As we came to another potentially tricky area, where we have a very slight decline to deal with I urged Commando to go even slower, just to be sure that the decline wouldn’t cause any serious problems should there be some ice there. Fortunately, we encountered no problems there and proceeded the remaining short distance to the high street.

I took care of the matter which had necessitated the journey and we began to head home. When we turn on the high street we have to head down a bank. We turned onto that bank and here encountered what I can only assume was some black ice… Before I could urge Commando to go even slower, just to be safe, my right foot came into contact with the ice, sending my right leg forward and up in what may well have looked like a passible dance move. Fortunately, my left foot remained in contact with the ground and Commando and I came to an immediate stop.

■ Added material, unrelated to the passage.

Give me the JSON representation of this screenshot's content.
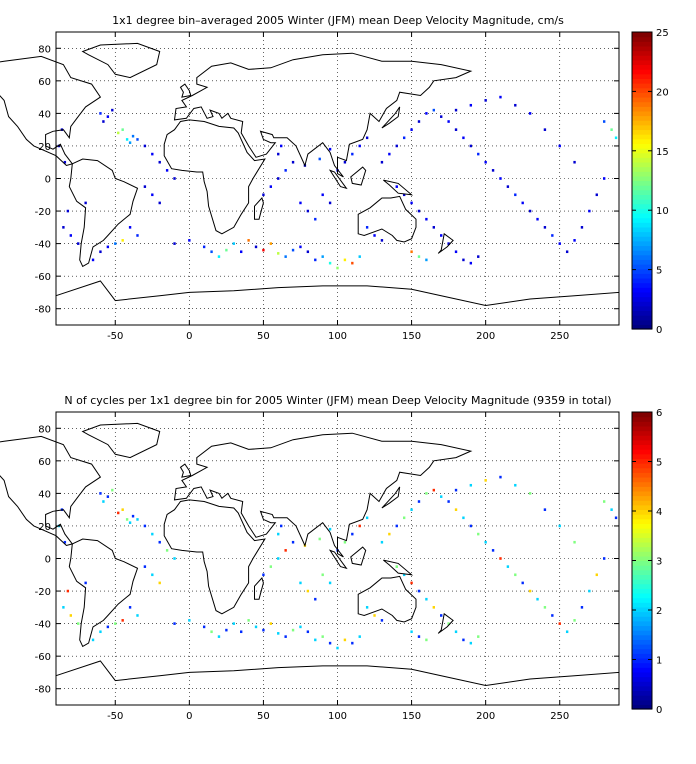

After a second or two, in which I marvelled at the fact that I was still on my feet, we moved off once again, slowly of course. Towards the bottom of the bank we encountered another bit of black ice which caused me to slide slightly off to the left, and into Commando. Fortunately, once again, we both remained on our feet, although Commando did decide to take it even slower for the remainder of that bank. I am fortunate that he concerns himself with my well fare, as the ice appears to cause him no problems at all. Although I’m sure this has something to do with the fact that he does have 4 paws to help him retain his balance.

Fortunately, we encountered no further difficulties, although I’m sure that this may have been down to Commandos slow careful pace. I am fortunate that he could spot the whiter ice and slow his pace as and when it was required in order to keep us both safe.

Regular readers may recall the story of our first encounter with ice, which resulted in one of our shortest and most precarious walks, and the traction aids I purchased soon thereafter to keep us safe in the future. Although I had not been using them that day, once we entered that recent cold snap they were swiftly deployed and once again proved helpful in keeping me on my feet.